Portugal crossed a decades-old threshold in 2025, spending more than 2% of GDP on defense for the first time since NATO established the target in 2014, according to the alliance's newly released annual report. The milestone came with a...

Portugal Hit 2% NATO Defense Spending Target for the First Time in 2025, But Still Ranks Among the Alliance's Lowest Spenders

Portugal crossed a decades-old threshold in 2025, spending more than 2% of GDP on defense for the first time since NATO established the target in 2014, according to the alliance's newly released annual report. The milestone came with a record-breaking €6.118 billion in defense spending—a 37% jump from 2024 and nearly double the €3.563 billion invested just three years earlier.

But Portugal's achievement puts it squarely at the bottom of NATO's spending league table. Only five countries barely cleared the 2% bar in 2025: Portugal, Spain, Belgium, Albania, and Canada. The rest of the 32-member alliance spent more, with Poland leading at 4.7% and the United States contributing 3.19% of GDP despite a slight decline from 2024's 3.3%.

The 5% Reality Check

Portugal's climb to 2% may have been historic, but NATO has already moved the goalposts. In June 2025, the alliance agreed to a new target: 5% of GDP by 2035, with an interim review in 2029. For Portugal, that means more than doubling current spending over the next decade—a fiscal and political challenge that will test the country's ability to balance domestic priorities like housing, healthcare, and public sector wages against external security commitments.

Prime Minister Luís Montenegro confirmed the 2025 achievement in his June 2025 inauguration speech, framing it as proof of Portugal's reliability as a NATO partner. The timing was deliberate: the country's return to fiscal surpluses and a €22.2 billion influx from the EU Recovery and Resilience Plan provided the fiscal space to accelerate defense procurement without triggering political backlash.

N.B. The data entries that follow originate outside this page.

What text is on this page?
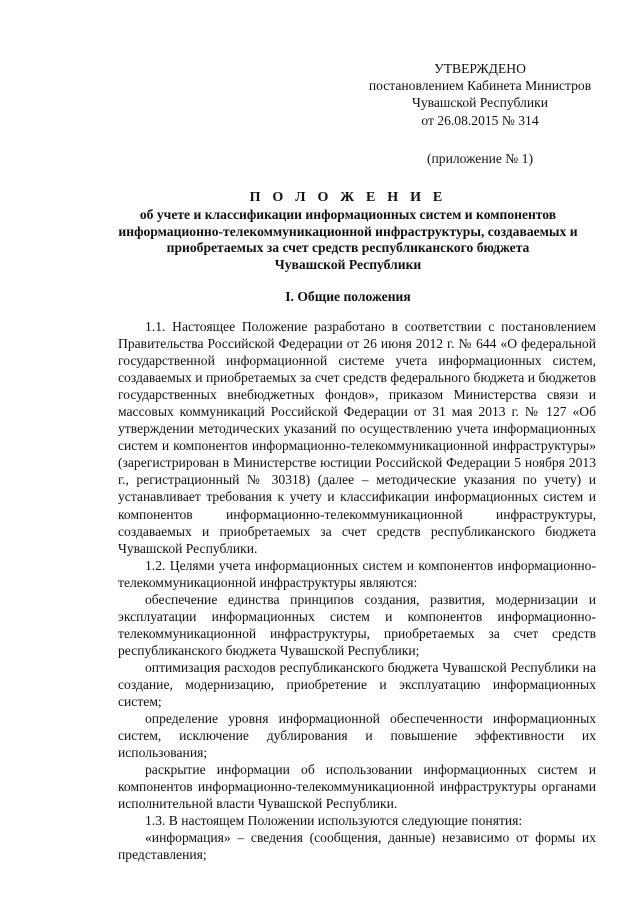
УТВЕРЖДЕНО
постановлением Кабинета Министров
Чувашской Республики
от 26.08.2015 № 314
(приложение № 1)
П О Л О Ж Е Н И Е
об учете и классификации информационных систем и компонентов
информационно-телекоммуникационной инфраструктуры, создаваемых и
приобретаемых за счет средств республиканского бюджета
Чувашской Республики
I. Общие положения

1.1. Настоящее Положение разработано в соответствии с постановлением Правительства Российской Федерации от 26 июня 2012 г. № 644 «О федеральной государственной информационной системе учета информационных систем, создаваемых и приобретаемых за счет средств федерального бюджета и бюджетов государственных внебюджетных фондов», приказом Министерства связи и массовых коммуникаций Российской Федерации от 31 мая 2013 г. № 127 «Об утверждении методических указаний по осуществлению учета информационных систем и компонентов информационно-телекоммуникационной инфраструктуры» (зарегистрирован в Министерстве юстиции Российской Федерации 5 ноября 2013 г., регистрационный № 30318) (далее – методические указания по учету) и устанавливает требования к учету и классификации информационных систем и компонентов информационно-телекоммуникационной инфраструктуры, создаваемых и приобретаемых за счет средств республиканского бюджета Чувашской Республики.

1.2. Целями учета информационных систем и компонентов информационно-телекоммуникационной инфраструктуры являются:

обеспечение единства принципов создания, развития, модернизации и эксплуатации информационных систем и компонентов информационно-телекоммуникационной инфраструктуры, приобретаемых за счет средств республиканского бюджета Чувашской Республики;

оптимизация расходов республиканского бюджета Чувашской Республики на создание, модернизацию, приобретение и эксплуатацию информационных систем;

определение уровня информационной обеспеченности информационных систем, исключение дублирования и повышение эффективности их использования;

раскрытие информации об использовании информационных систем и компонентов информационно-телекоммуникационной инфраструктуры органами исполнительной власти Чувашской Республики.

1.3. В настоящем Положении используются следующие понятия:

«информация» – сведения (сообщения, данные) независимо от формы их представления;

But that window may be closing. The Bank of Portugal revised 2026 economic growth down to 1.8% this week, citing the Middle East war and storm damage. If growth stays weak and Brussels tightens fiscal rules, Portugal may struggle to sustain even 2% spending, let alone reach 5%.

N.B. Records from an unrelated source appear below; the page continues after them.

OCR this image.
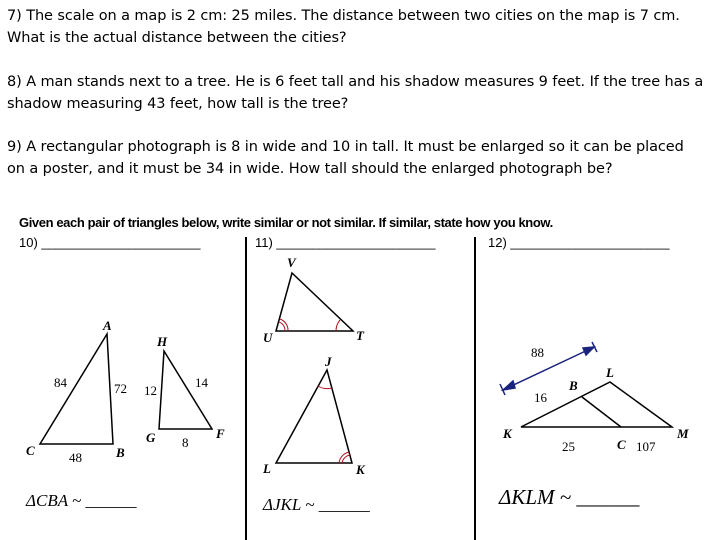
7) The scale on a map is 2 cm: 25 miles. The distance between two cities on the map is 7 cm.
What is the actual distance between the cities?
8) A man stands next to a tree. He is 6 feet tall and his shadow measures 9 feet. If the tree has a
shadow measuring 43 feet, how tall is the tree?
9) A rectangular photograph is 8 in wide and 10 in tall. It must be enlarged so it can be placed
on a poster, and it must be 34 in wide. How tall should the enlarged photograph be?
Given each pair of triangles below, write similar or not similar. If similar, state how you know.
10) ______________________	11) ______________________	12) ______________________
A
C	B
84	72
48
H
G	F
12
14
8
ΔCBA ~ ______
V
U	T
J
L	K
ΔJKL ~ ______
88
L
B
16
K	M
25	C 107
ΔKLM ~ ______
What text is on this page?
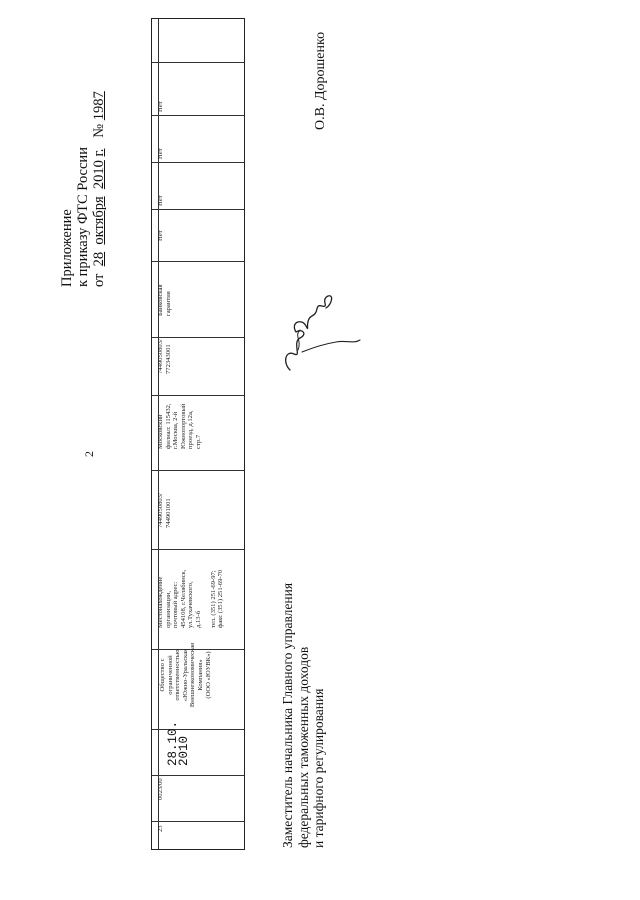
2
Приложение к приказу ФТС России от  28  октября  2010 г.   № 1987
23
0023/00
28.10.
2010
Общество с ограниченной ответственностью «Южно-Уральская Внешнеэкономическая Компания» (ООО «ЮУВК»)
Местонахождение организации, почтовый адрес: 454108, г.Челябинск, ул.Тухачевского, д.13-б тел. (351) 251-69-97; факс (351) 251-69-70
7449050803/ 744901001
Московский филиал: 115432, г.Москва, 2-й Южнопортовый проезд, д.12а, стр.7
7449050803/ 772343001
Банковская гарантия
Нет
Нет
Нет
Нет
Заместитель начальника Главного управления федеральных таможенных доходов и тарифного регулирования
О.В. Дорошенко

Europe's Defense Spending Surge

Portugal's modest increase sits within a broader European defense boom. NATO countries in Europe and Canada spent $574 billion on defense in 2025—a 20% real-terms increase from 2024, according to NATO Secretary General Mark Rutte. Since 2014, European allies have more than doubled annual defense spending, with a cumulative real increase of 106%.

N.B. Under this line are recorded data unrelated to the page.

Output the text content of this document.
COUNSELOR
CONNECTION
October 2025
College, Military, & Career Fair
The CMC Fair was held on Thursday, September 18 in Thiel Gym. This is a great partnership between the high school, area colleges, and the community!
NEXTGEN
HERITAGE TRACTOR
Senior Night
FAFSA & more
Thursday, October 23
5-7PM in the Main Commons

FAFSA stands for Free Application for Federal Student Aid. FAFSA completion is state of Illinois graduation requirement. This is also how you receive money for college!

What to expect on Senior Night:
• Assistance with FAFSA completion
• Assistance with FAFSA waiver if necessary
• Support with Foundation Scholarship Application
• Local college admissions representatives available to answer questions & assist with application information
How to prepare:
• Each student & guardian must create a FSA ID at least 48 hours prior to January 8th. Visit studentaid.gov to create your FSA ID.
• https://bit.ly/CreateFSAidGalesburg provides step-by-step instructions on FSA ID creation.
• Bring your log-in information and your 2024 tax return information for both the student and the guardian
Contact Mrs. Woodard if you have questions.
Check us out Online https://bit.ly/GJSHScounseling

The United States still shoulders roughly 60% of total NATO defense spending despite its own marginal decline, but the European uptick reflects two pressures: the ongoing war in Ukraine and former U.S. President Donald Trump's threats to withdraw NATO security guarantees from countries failing to meet spending targets. Even though Trump left office, his rhetoric permanently shifted the alliance's political calculus.

"There is no room for complacency and no time to waste, as the security of one billion people is at stake," Rutte wrote in the report. "North America and Europe have always been stronger together in NATO, and that is how we will remain secure in a more dangerous world."

What This Means for Expats

For Americans, Britons, and other expats in Portugal, the defense spending increase is largely invisible in day-to-day life—unless you work in the defense sector or live near one of Portugal's NATO airbases. But the fiscal implications matter. Every billion euros directed toward fighter jets, naval frigates, or cybersecurity capabilities is a billion euros not spent on housing subsidies, education, or the healthcare system expats rely on through the Serviço Nacional de Saúde.

Portugal's path to 5% by 2035 will inevitably force trade-offs. If you're planning to stay in Portugal long-term, expect more debates about infrastructure investment, tax policy, and public service quality as the country navigates these competing pressures. The 2% target was politically manageable because it coincided with EU funds and budget surpluses. The 5% target, coming during slower growth and rising geopolitical uncertainty, will be a different story.